Para alguns, tratava-se de mais um jogo de cena vinda da Coreia do Norte em restabelecer o diálogo com a Coreia do Sul. O que por detrás se especula é um possível ganho de tempo do país comunista em fazer valer suas pretensões e objetivos misteriosos.

Outros pensam que nada ou pouco mudará, numa atitude de desconfiança e pessimismo. Porém, tanto um lado quanto o outro obtiveram, em parte, suas respostas depois do balanço do encontro entre o ditador Kim Jong-un e seu companheiro de fronteira ao Sul, o presidente Moon Jae-in.

Durante a reunião das duas Coreias, a Zona Desmilitarizada (área neutra implantada por precaução e para separação das nações) se transformou num palco de sorrisos e congraçamento.

Pelo menos, na frente das câmeras, já faz 65 anos que um líder da Coreia do Norte não visitava a Coreia do Sul.

O vilarejo de Panmunjon, local do encontro dos líderes, viu algumas sementes de esperança rumo a um diálogo mais estreito.

Um dos sinais de que os norte-coreanos estão, digamos, mais flexíveis, seria a suspensão de seu programa nuclear dias antes da data oficial do encontro, ocorrido em 27 de abril deste ano.

Sincronismo e convergência

A Coreia do Norte começou com o ajuste de seus relógios ao fuso horário de seus compatriotas do Sul. Explica-se: o regime comunista adotou 30 minutos a mais desde o ano de 2015, em razão dos setenta anos de independência e liberdade diante da dominação japonesa. Portanto, a partir de ontem (05), Pyongyang e Seul marcam as horas de forma idêntica.
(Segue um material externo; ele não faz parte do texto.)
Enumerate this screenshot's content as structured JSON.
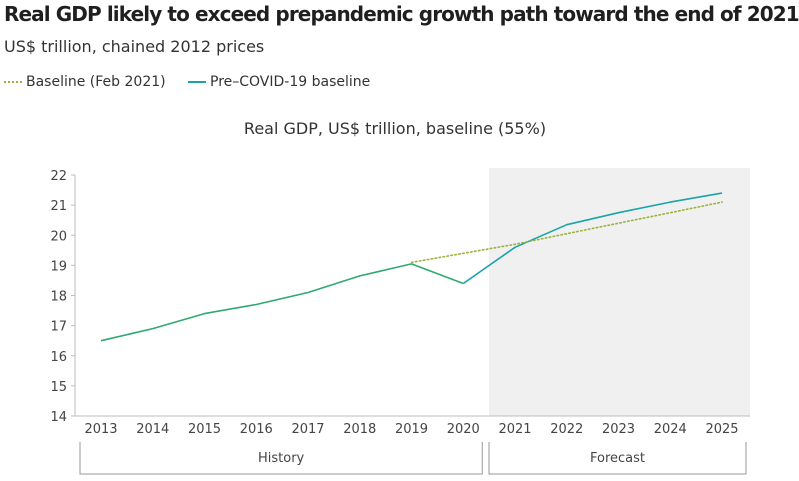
{
  "title": "Real GDP likely to exceed prepandemic growth path toward the end of 2021",
  "subtitle": "US$ trillion, chained 2012 prices",
  "legend": [
    {
      "label": "Baseline (Feb 2021)",
      "style": "dotted",
      "color": "#9bb33c"
    },
    {
      "label": "Pre–COVID-19 baseline",
      "style": "solid",
      "color": "#1aa3a8"
    }
  ],
  "chart_data": {
    "type": "line",
    "title": "Real GDP, US$ trillion, baseline (55%)",
    "categories": [
      "2013",
      "2014",
      "2015",
      "2016",
      "2017",
      "2018",
      "2019",
      "2020",
      "2021",
      "2022",
      "2023",
      "2024",
      "2025"
    ],
    "ylim": [
      14,
      22
    ],
    "yticks": [
      14,
      15,
      16,
      17,
      18,
      19,
      20,
      21,
      22
    ],
    "history_color": "#2eaa6e",
    "series": [
      {
        "name": "Baseline (Feb 2021)",
        "color": "#9bb33c",
        "style": "dotted",
        "values": [
          null,
          null,
          null,
          null,
          null,
          null,
          19.1,
          19.4,
          19.7,
          20.05,
          20.4,
          20.75,
          21.1
        ]
      },
      {
        "name": "Pre–COVID-19 baseline",
        "color": "#1aa3a8",
        "style": "solid",
        "values": [
          16.5,
          16.9,
          17.4,
          17.7,
          18.1,
          18.65,
          19.05,
          18.4,
          19.6,
          20.35,
          20.75,
          21.1,
          21.4
        ]
      }
    ],
    "groups": [
      {
        "label": "History",
        "from": "2013",
        "to": "2020"
      },
      {
        "label": "Forecast",
        "from": "2021",
        "to": "2025",
        "shaded": true
      }
    ],
    "forecast_shade_color": "#f0f0f0"
  }
}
Outro gesto (já registrado nos Jogos de Inverno) aconteceu no esporte: as delegações de tênis de mesa se unificaram para competirem juntas o Mundial que se realiza na Suécia. A decisão foi conjunta e teve apoio da Federação Mundial de Tênis de Mesa.
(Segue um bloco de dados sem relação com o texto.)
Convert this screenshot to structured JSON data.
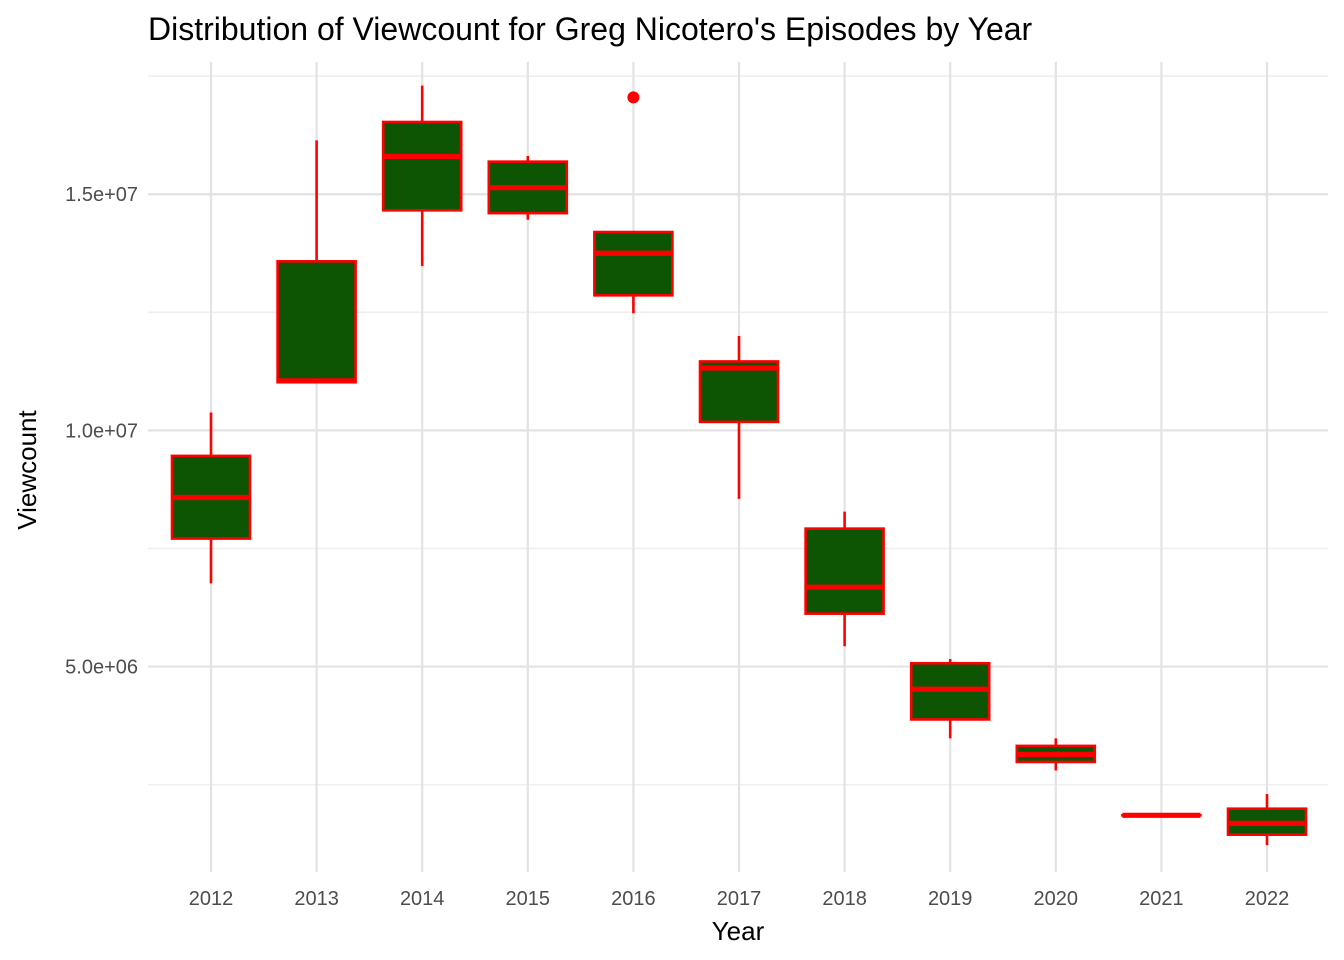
{
  "chart_data": {
    "type": "boxplot",
    "title": "Distribution of Viewcount for Greg Nicotero's Episodes by Year",
    "xlabel": "Year",
    "ylabel": "Viewcount",
    "ylim": [
      650000,
      17800000
    ],
    "y_major_ticks": [
      5000000,
      10000000,
      15000000
    ],
    "y_minor_ticks": [
      2500000,
      7500000,
      12500000,
      17500000
    ],
    "y_tick_labels": [
      "5.0e+06",
      "1.0e+07",
      "1.5e+07"
    ],
    "categories": [
      "2012",
      "2013",
      "2014",
      "2015",
      "2016",
      "2017",
      "2018",
      "2019",
      "2020",
      "2021",
      "2022"
    ],
    "boxes": [
      {
        "year": "2012",
        "whisker_low": 6760000,
        "q1": 7710000,
        "median": 8580000,
        "q3": 9460000,
        "whisker_high": 10380000,
        "outliers": []
      },
      {
        "year": "2013",
        "whisker_low": 11020000,
        "q1": 11020000,
        "median": 11050000,
        "q3": 13580000,
        "whisker_high": 16140000,
        "outliers": []
      },
      {
        "year": "2014",
        "whisker_low": 13480000,
        "q1": 14660000,
        "median": 15800000,
        "q3": 16530000,
        "whisker_high": 17300000,
        "outliers": []
      },
      {
        "year": "2015",
        "whisker_low": 14460000,
        "q1": 14600000,
        "median": 15140000,
        "q3": 15690000,
        "whisker_high": 15810000,
        "outliers": []
      },
      {
        "year": "2016",
        "whisker_low": 12480000,
        "q1": 12860000,
        "median": 13750000,
        "q3": 14200000,
        "whisker_high": 14200000,
        "outliers": [
          17050000
        ]
      },
      {
        "year": "2017",
        "whisker_low": 8550000,
        "q1": 10180000,
        "median": 11320000,
        "q3": 11460000,
        "whisker_high": 12000000,
        "outliers": []
      },
      {
        "year": "2018",
        "whisker_low": 5430000,
        "q1": 6120000,
        "median": 6680000,
        "q3": 7920000,
        "whisker_high": 8280000,
        "outliers": []
      },
      {
        "year": "2019",
        "whisker_low": 3480000,
        "q1": 3880000,
        "median": 4520000,
        "q3": 5070000,
        "whisker_high": 5160000,
        "outliers": []
      },
      {
        "year": "2020",
        "whisker_low": 2800000,
        "q1": 2980000,
        "median": 3140000,
        "q3": 3320000,
        "whisker_high": 3480000,
        "outliers": []
      },
      {
        "year": "2021",
        "whisker_low": 1850000,
        "q1": 1850000,
        "median": 1850000,
        "q3": 1850000,
        "whisker_high": 1850000,
        "outliers": []
      },
      {
        "year": "2022",
        "whisker_low": 1220000,
        "q1": 1440000,
        "median": 1680000,
        "q3": 1990000,
        "whisker_high": 2300000,
        "outliers": []
      }
    ],
    "colors": {
      "box_fill": "#0d5502",
      "box_stroke": "#ff0000",
      "outlier": "#ff0000"
    },
    "grid": true,
    "legend": "none"
  }
}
Sinais vêm do início do ano

Parece que os acordos não são privilégios do mês de abril. Em fevereiro, os norte-coreanos entraram em contato com a Organização da Aviação Civil Internacional – vinculada à ONU -, buscando a reativação das linhas aéreas com a Coreia do Sul. Representantes da Organização irão na semana que vem à Coreia do Norte para tratar do assunto.

Com disposição para negociações, estabeleceu-se no encontro, a instauração de um escritório de informações dos dois países em uma cidade fronteiriça, Kaesong. O intuito é garantir e mostrar o tráfego e a transparência de informações de ambos os lados. Se o projeto der certo, haverá a expansão de mais filiais nas respectivas capitais norte e sul-coreana.

Seul fazendo sua parte

É um equívoco pensar que somente a Coreia do Norte trabalhou mais na busca de soluções.

A Coreia do Sul suspendeu o tom e as críticas que fazia ao regime ditatorial de Kim Jong-un, mas há de se lembrar que o líder do Norte é acusado de perseguição a opositores do regime.

Mais e mais

Decidir uma possível parada ou abandono dos testes nucleares parece prematuro e longe de se resolver ainda este ano. No entanto, Kim Jong-un deu o primeiro passo. Os americanos querem mais do que isso. Buscam a extinção dos testes de mísseis e armamentos nucleares.

Há informações de que a Coreia do Norte teria libertado três prisioneiros dos Estados Unidos [VIDEO]. Eles foram transferidos de campos de trabalho forçados para um hotel. Não deixa de ser uma manobra para agradar a Donald Trump e seus correligionários. Por sua vez, o polêmico presidente americano já disse haver uma data marcada para se reunir com Kim Jong-un, mas não revelou qual seria essa data.

Expectativa

Uma das maiores torcidas do mundo é que tanto Seul quanto Pyongyang assinem um acordo formal e oficial celebrando a paz na península. É que entre os anos de 1950 e 1953, aconteceu a Guerra da Coreia. Mesmo com o fim da guerra em termos práticos, houve a assinatura de um armistício, significando, do ponto de vista diplomático, um abandono às armas e à beligerância – um cessar-fogo. No entanto, desde 1953 até os dias atuais, tecnicamente as Coreias do Norte e do Sul ainda brigam. Tanto Moon Jae-in quanto Kim Jong-un acenaram com a possibilidade real de um acordo de paz. É ver para crer: fecha-se um dos últimos capítulos da Guerra Fria ou a ruptura definitiva e a hostilidade [VIDEO] se instalam na península da Coreia.